Tim tells us that he is particularly interested in the relationship between the representations of elephants and the representation of other animals in these scenes, with wide ranging implications for the political geography of these two historical periods. Tim also had the opportunity to meet Professor Salima Ikram from the American University in Cairo, who is widely acknowledged as a world authority on animals in ancient Egypt. This knowledge exchange was an excellent opportunity to situate his work in cutting edge scholarship, in addition to the assistance that Professor Ikram offered to resolve logistical issues related to future research in Egypt. Overall, Tim reports that this was an unparalleled opportunity to understand the in situ topographical context of many of the sites which are of key concern to his DPhil project, started in October 2021.

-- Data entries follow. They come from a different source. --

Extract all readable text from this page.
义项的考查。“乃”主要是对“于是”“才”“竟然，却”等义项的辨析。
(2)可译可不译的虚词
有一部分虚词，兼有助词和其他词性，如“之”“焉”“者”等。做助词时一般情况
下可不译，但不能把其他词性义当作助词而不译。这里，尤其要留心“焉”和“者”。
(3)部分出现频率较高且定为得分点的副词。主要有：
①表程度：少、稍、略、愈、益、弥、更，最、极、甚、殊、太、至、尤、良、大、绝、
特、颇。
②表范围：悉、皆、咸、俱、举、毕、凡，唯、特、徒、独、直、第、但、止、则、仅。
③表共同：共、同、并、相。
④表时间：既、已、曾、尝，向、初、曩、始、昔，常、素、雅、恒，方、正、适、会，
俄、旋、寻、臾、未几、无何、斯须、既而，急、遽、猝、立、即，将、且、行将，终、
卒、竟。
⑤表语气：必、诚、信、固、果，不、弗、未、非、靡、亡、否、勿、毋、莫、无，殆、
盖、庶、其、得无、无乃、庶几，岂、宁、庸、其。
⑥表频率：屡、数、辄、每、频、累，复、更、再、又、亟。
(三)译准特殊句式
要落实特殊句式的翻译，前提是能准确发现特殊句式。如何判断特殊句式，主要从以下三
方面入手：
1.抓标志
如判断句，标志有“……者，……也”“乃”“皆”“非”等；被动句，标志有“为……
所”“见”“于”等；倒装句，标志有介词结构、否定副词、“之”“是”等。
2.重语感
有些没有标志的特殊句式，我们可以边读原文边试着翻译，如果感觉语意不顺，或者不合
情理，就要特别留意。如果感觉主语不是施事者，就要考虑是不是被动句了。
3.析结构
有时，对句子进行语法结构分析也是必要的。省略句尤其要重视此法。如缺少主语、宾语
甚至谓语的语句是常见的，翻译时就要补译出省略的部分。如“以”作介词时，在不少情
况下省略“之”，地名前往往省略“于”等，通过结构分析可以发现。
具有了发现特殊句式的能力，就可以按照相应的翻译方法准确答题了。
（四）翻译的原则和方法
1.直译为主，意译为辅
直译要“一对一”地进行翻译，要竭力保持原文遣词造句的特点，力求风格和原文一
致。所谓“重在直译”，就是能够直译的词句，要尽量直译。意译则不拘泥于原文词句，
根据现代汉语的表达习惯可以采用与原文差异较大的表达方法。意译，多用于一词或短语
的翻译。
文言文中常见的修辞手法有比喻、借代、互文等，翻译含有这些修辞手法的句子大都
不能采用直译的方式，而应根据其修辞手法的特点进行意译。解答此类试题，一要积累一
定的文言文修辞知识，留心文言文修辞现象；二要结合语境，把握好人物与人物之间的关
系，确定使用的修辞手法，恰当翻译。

Corso Dominici is leading a regional survey the Apennine Mountains in central Italy (see photo of survey area below, taken from the peak of Monte Castelsavino).

Figure 5 View of survey area

 

The survey is focused on the Casentino Valley (of the upper Arno river) and the Valtiberina Valley (of the upper Tiber river) and settlement and land use in this area from the 7th to the 3rd century BC. Corso tells us that the two valleys formed a strategic crossroad for the people who lived in the Apennine ranges during this time period. In the 2021 field season Corso collected material from 37 sites and analysed data that are invaluable for understanding settlement patterns in this rugged landscape, but also, intriguingly, defensive features. Part of the survey included visiting a pre-Roman fort on the peak of Monte Castelsavino (photo above taken from the peak). Corso asks the first question from any historical or ancient fort: what was it defending? To his surprise, it was not positioned to defend the major valley systems of Casentino and Valtiberina. Rather, it overlooked two mountain passes and springs, both tributary to the upper Tiber river in the Valtiberina Valley. Corso asks another methodological question, framing future fieldwork at this site: what would a ground-penetrating geophysical survey reveal of this fort?  Corso hopes he can return in the next fieldwork season to conduct such a survey at this intriguing pre-Roman site.